In that packet of questionnaires our Columbia undergrad filled out was one that measured hismotivational focus — whether he tends to view his goals as ideals and opportunities to advance (what researchers call "promotion focus"), or as opportunities to stay safe and keep things running smoothly ("prevention focus"). While everyone has a mix of both to some extent, most of us tend to have a dominant focus. (To find out yours, try this free online assessment).
And as it turns out, if the way you ask him to make his choice fits with his motivational focus — thinking about gains for a promotion-focused person, or thinking about avoiding losses for a prevention-focused person — he thinks the mug is worth more. About 50% more, to be precise.
You might be saying to yourself, "But what if he actually had to spend his own money to buy it? Would he really be willing to pay more? Would motivational fit have such a big effect... or any effect at all?" The researchers wondered that, too.
So they brought in more undergrads, and ran the experiment again: gave each of them $5 just for showing up, and then asked them whether they would prefer the mug or the pen by thinking either about what they would gain or lose with each. Once again, everybody preferred the mug.

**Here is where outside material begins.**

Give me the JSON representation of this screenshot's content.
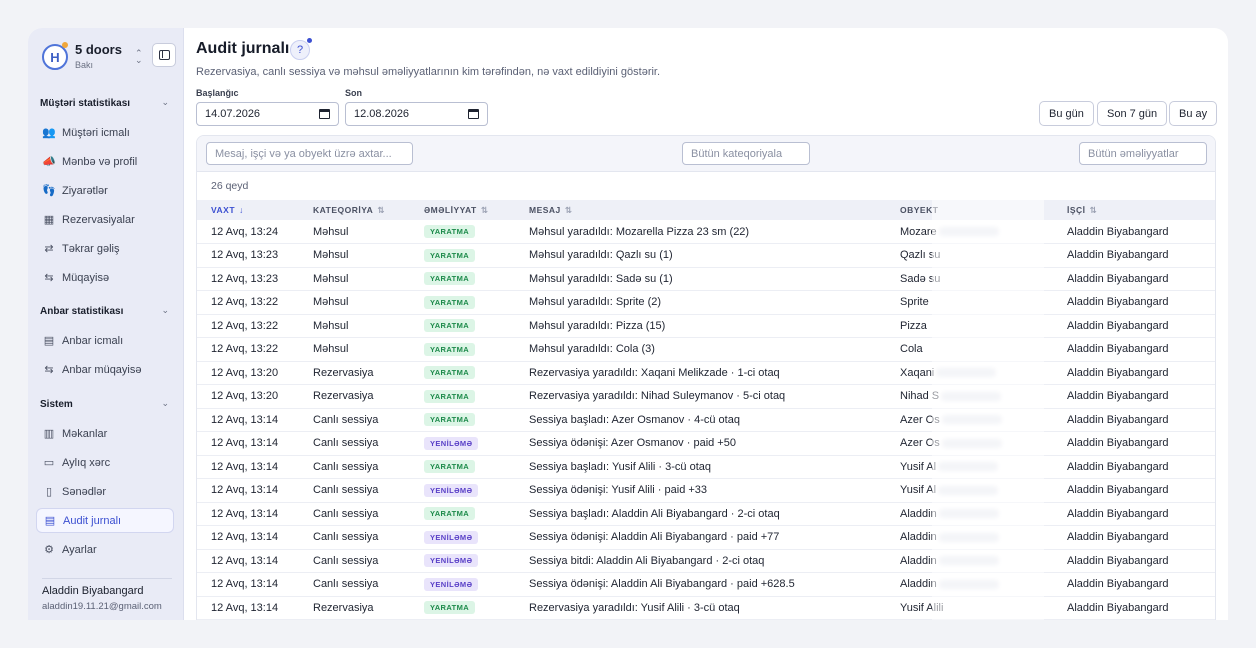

Then the researcher did something different. They showed the subjects an envelope containing a fair price for the mug. The researcher explained that the subject could now buy the mug if he wished to, but only if he offered an amount that was equal to or higher than the price in the envelope. (The idea is similar to a silent auction — you make your best bid and see what happens.) If he offered an amount less than the price, he would not get the mug. If he offered an amount equal to or higher than the price in the envelope, then he would get the mug for the price that they offered. The table below shows how much of their own $5 they were willing to pay to get the mug in each condition.
So the answer is yes: Even when people are spending their own money, they perceive an object to be worth much more — this time, roughly 70% more — when they make their decision in a way that creates motivational fit. It's an experience that creates real, honest-to-goodness cash value.
Findings like these have emerged with many other kinds of products, too, as Tory Higgins and I found while researching our book (Focus: Use Different Ways of Seeing The World For Success and Influence). For instance, when consumers were allowed to evaluate bike helmets in a way that created motivational fit, they were willing to pay about 20% more for one. In another study, consumers offered to pay more than 40% more for the same reading booklight if the way they made their choice created motivational fit.
Here's the best part: Study after study shows that consumers who choose products while experiencing motivational fit are later significantly more satisfied with their selections. So you aren't just tricking people into paying more — by taking into account your audience's promotion or prevention focus, you are giving them the opportunity to experience of a genuinely better product. It just all depends on how you ask.